A Study on the Traceability Oriented IoT’s Data Acquisition and Modeling Methods

【作者】 齐林

【导师】 傅泽田;

【作者基本信息】 中国农业大学 , 农业工程, 2014, 博士

【摘要】 可追溯系统是保证生鲜农产品质量安全的重要手段,当前技术构架下可追溯系统面临的感知数据采集能力欠缺、追溯数据粒度输出单一、追溯平台体系结构薄弱等瓶颈,阻碍了系统的规模化应用。

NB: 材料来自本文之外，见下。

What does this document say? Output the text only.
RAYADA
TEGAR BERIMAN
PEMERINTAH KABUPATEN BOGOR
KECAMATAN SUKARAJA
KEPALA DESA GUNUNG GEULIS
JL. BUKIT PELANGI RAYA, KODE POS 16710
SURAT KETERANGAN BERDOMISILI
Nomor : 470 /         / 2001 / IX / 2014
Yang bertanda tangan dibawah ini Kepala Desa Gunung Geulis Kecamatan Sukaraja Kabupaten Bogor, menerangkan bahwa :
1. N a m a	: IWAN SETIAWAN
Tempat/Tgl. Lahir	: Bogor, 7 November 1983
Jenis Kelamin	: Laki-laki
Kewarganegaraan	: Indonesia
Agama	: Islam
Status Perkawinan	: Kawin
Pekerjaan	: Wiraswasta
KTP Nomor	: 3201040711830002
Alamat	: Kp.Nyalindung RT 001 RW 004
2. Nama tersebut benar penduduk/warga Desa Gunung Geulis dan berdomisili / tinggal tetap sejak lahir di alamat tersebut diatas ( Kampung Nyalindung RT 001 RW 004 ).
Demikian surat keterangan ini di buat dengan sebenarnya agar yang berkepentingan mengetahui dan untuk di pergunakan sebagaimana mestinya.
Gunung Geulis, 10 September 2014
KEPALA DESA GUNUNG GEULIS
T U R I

物联网技术的发展,使生鲜农产品质量安全可追溯系统突破技术与应用的瓶颈成为可能。本研究从可追溯系统的三个技术瓶颈出发,紧紧围绕物联网“无处不在的数据采集、可靠的数据传输与信息处理、智能化的信息应用”三个核心内涵,以动、植物源性农产品可追溯供应链为研究对象,构建了物联网环境下可追溯系统数据采集与建模方法,研发了基于WSN的生鲜农产品质量安全可追溯感知数据采集硬件与嵌入式软件,设计了基于SPC的可追溯感知数据时域压缩方法,针对用户数据粒度需求的差异,进行了可追溯数据兼容建模和面向粒度分级的规约,设计和实现了基于云计算的可追溯综合服务平台。研究的主要贡献与创新之处是:(1)提出了基于WSN的可追溯感知数据采集方法和基于SPC的时域压缩方法,提高了感知数据采集效率,并延长了监测网络寿命。基于WSN所研发的可追溯感知数据采集方法软、硬件原型,测试结果表明通信链路可靠,感知节点对生鲜农产品供应链保鲜工艺环境的兼容性、传感器硬件兼容性好:基于SPC所设计的改进X-Rs感知数据时域压缩算法与阈值、K-滑动均值算法对比,能耗在同一数量级,平稳时间序列的Se为最优,2种时间序列平稳性上tc值均接近最优,算法的平衡性和适应性好。(2)提出了面向粒度分级的可追溯系统建模方法,满足了不同用户的数据粒度需求。基于结构模式识别,构造了描述追溯单元转化的12种模式基元;基于关系代数,设计了模式基元的数据存储结构与数据采集算法;构建了基于2型文法的可追溯数据形式化描述文法和文法句子生成算法;基于改进下推自动机建立了粒度分级规约方法;以冻罗非鱼片加工、半滑舌鳎养殖、肉牛养殖与屠宰加工业务流程为实例进行了方法验证,结果表明在以上供应链,数据分级规约强度为44.8-99.4%,在供应链结构信息少的初级农产品生产流程中,规约强度最高。(3)设计了基于云计算的可追溯综合服务平台,实现了平台级可追溯服务。识别了可追溯数据在生鲜农产品供应链上各阶段的潜在价值,包括文档标准化、危害溯源、精确召回、物流监控、关键点预警、质量预测、货架期管理和库存优化;基于Hadoop设计了平台的技术架构、服务引擎、体系结构,基于Map/Reduce实现了决策模型并行化;在Ubuntu10.0.4操作系统和Hadoop0.20.0并行计算环境上进行了平台实现;以工厂化水产养殖、水产品冷链物流为例的系统评价表明平台在数据采集、信息追溯和智能决策等方面改善了生鲜农产品供应链管理水平。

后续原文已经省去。